Ed è proprio qui che il disco tradisce l’idea di “popular” alla base della musica pop. Il pop, storicamente, è stato una forma democratica: la canzone che ti entra in testa, il ritornello che si può cantare, l’emozione che colpisce senza mediazioni. Anche quando era sperimentale – e lo è stato spesso – manteneva questo nucleo di immediatezza. Il pop è servito a costruire la società mentre ne era l’espressione. LUX invece chiede homework: devi conoscere i riferimenti, devi avere la pazienza per un’ora di ascolto concentrato, devi apprezzare la complessità orchestrale. È un disco che funziona meglio come oggetto da studiare che come esperienza da vivere.

Questo non significa che non ci sia spazio per la complessità nella musica popolare, ma c’è una differenza tra complessità che emerge organicamente dall’urgenza espressiva e complessità come dimostrazione di competenza. Quando Yasmine Hamdan dei Soapkills passava da underground libanese a fenomeno internazionale, o quando la tunisino-belga Ghalia Ben Ali diventava “il prodotto ultimo dell’incontro tra Est e Ovest in termini di cultura musicale”, l’ibridazione culturale nasceva da una necessità esistenziale, non da un progetto curatoriale.
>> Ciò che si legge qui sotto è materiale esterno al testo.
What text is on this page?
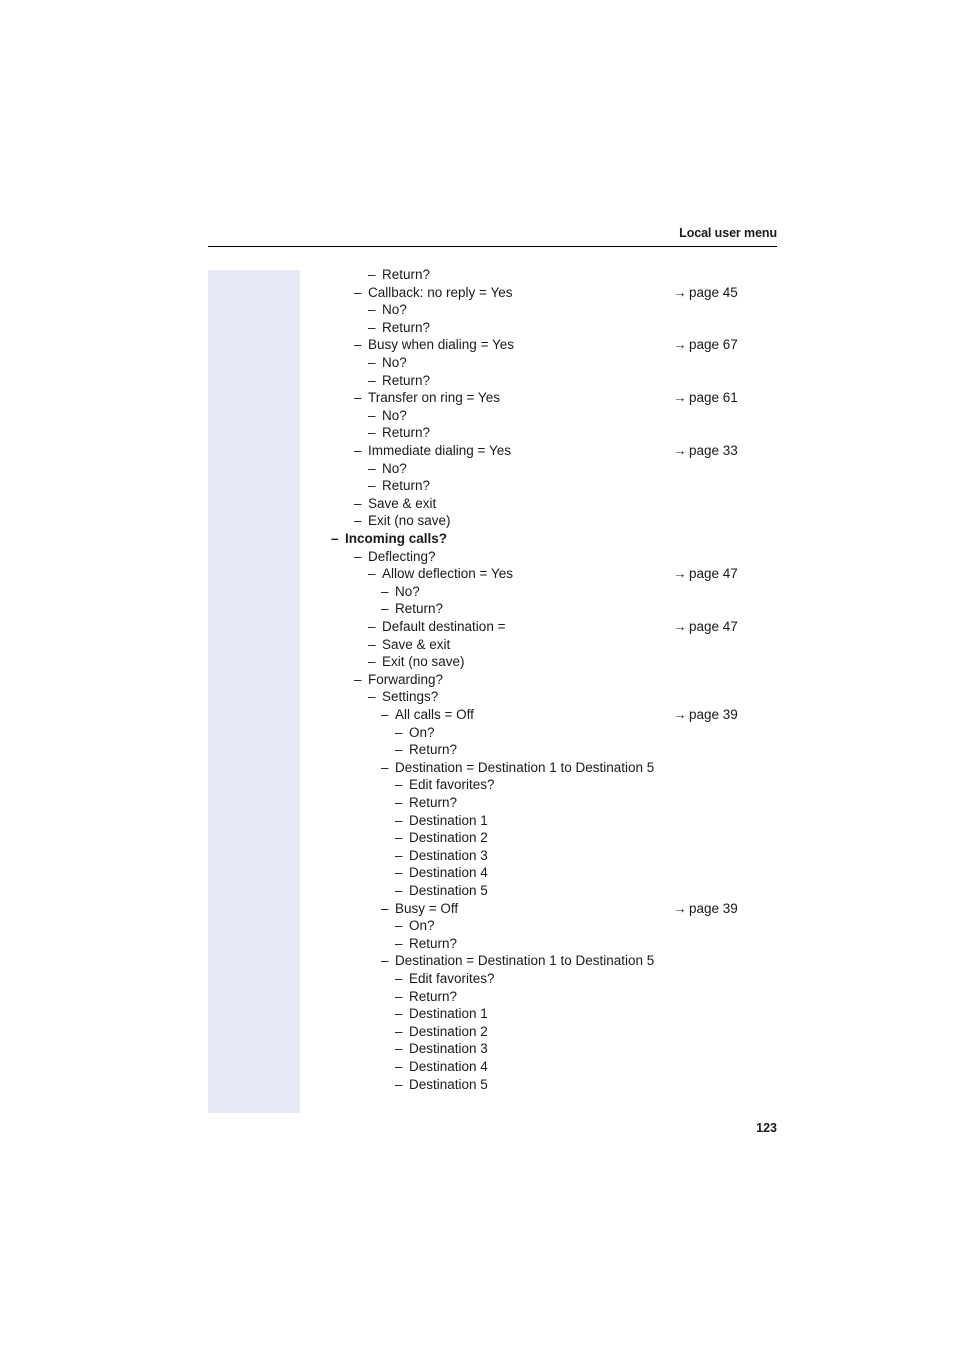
Local user menu
– Return?
– Callback: no reply = Yes	→ page 45
– No?
– Return?
– Busy when dialing = Yes	→ page 67
– No?
– Return?
– Transfer on ring = Yes	→ page 61
– No?
– Return?
– Immediate dialing = Yes	→ page 33
– No?
– Return?
– Save & exit
– Exit (no save)
– Incoming calls?
– Deflecting?
– Allow deflection = Yes	→ page 47
– No?
– Return?
– Default destination =	→ page 47
– Save & exit
– Exit (no save)
– Forwarding?
– Settings?
– All calls = Off	→ page 39
– On?
– Return?
– Destination = Destination 1 to Destination 5
– Edit favorites?
– Return?
– Destination 1
– Destination 2
– Destination 3
– Destination 4
– Destination 5
– Busy = Off	→ page 39
– On?
– Return?
– Destination = Destination 1 to Destination 5
– Edit favorites?
– Return?
– Destination 1
– Destination 2
– Destination 3
– Destination 4
– Destination 5
123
La storia della musica sperimentale è piena di artiste non occidentali che hanno tracciato percorsi radicali proprio perché dovevano – perché stavano negoziando identità complesse in tempo reale, perché stavano inventando linguaggi per esperienze che non avevano ancora parole. Umm Kulthum, che registrava oltre 300 canzoni in una carriera di sei decenni, con performance che potevano durare fino a cinque ore, non stava facendo un’operazione di world music – stava definendo cosa significasse il concetto stesso di ‘tarab’, quello stato di trance emotiva che la musica può indurre. Era sperimentale nella durata, nella forma, nell’intensità, ma rimaneva profondamente radicata in una tradizione viva e in un pubblico reale.

Il paradosso di LUX è che, nel tentativo di essere universale – tutte quelle lingue, tutte quelle tradizioni, tutte quelle sante di culture diverse – finisce per essere stranamente disincarnato. Rosalía stessa dice “se avessi potuto far entrare il mondo intero in un disco, l’avrei fatto”. Il mondo, però, non entra in un disco attraverso l’accumulo enciclopedico. Entra attraverso la particolarità, attraverso la specificità di un’esperienza così profondamente sentita da diventare universale.

C’è una differenza fondamentale tra un’artista che esplora nuovi territori perché deve, perché c’è qualcosa dentro che non può essere espresso nei linguaggi esistenti, e un’artista che esplora nuovi territori perché è la mossa giusta nel gioco del capitale culturale, utilizzando risorse economiche pressoché infinite (i traduttori, l’orchestra, lo ripete lei, lo ripeto anche io). LUX, con tutta la sua ambizione dichiarata, sembra appartenere più alla seconda categoria. Non coglie l’urgenza e la ferocia del tempo in cui si colloca – e questa è forse il suo limite più grande: che sia perfettamente eseguito ma esistenzialmente superfluo.